My friend Chris Preble, vice president for defense and foreign policy studies at the world-renowned Cato Institute think tank (read his book The Power Problem) , connects the dots between America’s foreign policy position and the sage advice provided by America’s father George Washington in our first president’s Farewell address.
Writing at National Interest, Dr. Preble focuses on perhaps Washington’s most salient point–America’s “detached and distant situation”
A Pew Research poll taken in April 2016 found that 57 percent of Americans agreed with the statement that the United States should “not think so much in international terms but concentrate more on our own national problems.
George Washington explained in his farewell address.
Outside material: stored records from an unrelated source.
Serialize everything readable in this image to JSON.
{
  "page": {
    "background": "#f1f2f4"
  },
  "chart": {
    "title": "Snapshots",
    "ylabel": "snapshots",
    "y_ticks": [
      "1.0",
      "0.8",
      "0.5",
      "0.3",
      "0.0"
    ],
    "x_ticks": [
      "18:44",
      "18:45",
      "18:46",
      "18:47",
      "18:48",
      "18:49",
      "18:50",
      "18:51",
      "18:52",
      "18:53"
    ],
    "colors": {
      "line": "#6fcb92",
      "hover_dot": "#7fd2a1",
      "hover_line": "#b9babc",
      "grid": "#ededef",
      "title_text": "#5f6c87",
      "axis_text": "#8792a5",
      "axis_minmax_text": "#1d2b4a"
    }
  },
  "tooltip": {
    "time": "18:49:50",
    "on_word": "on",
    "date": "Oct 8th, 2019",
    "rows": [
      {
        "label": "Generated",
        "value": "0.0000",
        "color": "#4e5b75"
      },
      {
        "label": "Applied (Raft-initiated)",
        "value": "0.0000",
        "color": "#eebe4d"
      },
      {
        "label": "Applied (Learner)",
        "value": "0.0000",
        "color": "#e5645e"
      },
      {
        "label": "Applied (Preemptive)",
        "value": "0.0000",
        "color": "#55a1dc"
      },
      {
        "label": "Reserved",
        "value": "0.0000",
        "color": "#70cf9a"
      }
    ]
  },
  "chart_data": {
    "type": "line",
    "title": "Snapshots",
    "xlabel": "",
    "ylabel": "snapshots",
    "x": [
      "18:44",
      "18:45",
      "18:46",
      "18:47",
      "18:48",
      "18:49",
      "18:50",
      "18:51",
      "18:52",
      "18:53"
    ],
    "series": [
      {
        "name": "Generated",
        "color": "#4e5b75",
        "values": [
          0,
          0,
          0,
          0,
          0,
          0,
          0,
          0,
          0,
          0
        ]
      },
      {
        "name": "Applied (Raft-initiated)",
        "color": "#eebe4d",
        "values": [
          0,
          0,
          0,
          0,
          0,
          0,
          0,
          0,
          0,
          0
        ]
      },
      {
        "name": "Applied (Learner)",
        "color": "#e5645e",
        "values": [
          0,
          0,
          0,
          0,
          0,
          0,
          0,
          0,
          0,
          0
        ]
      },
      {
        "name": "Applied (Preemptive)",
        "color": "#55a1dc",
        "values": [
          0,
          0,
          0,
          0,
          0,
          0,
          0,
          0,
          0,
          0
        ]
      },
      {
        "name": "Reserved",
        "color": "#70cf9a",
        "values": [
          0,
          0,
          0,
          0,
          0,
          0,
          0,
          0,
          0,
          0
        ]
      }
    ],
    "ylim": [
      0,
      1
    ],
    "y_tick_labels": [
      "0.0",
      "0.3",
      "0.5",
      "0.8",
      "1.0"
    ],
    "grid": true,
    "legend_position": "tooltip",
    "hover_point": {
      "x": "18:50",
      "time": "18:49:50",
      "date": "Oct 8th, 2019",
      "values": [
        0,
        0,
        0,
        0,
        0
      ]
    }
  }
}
Other countries “must be engaged in frequent controversies, the causes of which are essentially foreign to our concerns” and Americans should therefore avoid “the ordinary combinations and collisions of [their] friendships or enmities.”
Our detached and distant situation invites and enables us to pursue a different course. If we remain one people under an efficient government, the period is not far off…when we may choose peace or war, as our interest, guided by justice, shall counsel.
That time has arrived councils Mr. Preble.
We have made some poor choices in the last quarter century, and the most egregious errors have occurred when we convinced ourselves that we were helping our friends.
DISCLAIMER: Debbie and I are Cato club 200 members and strong supporters of the Cato Institute’s defense and foreign policy studies team.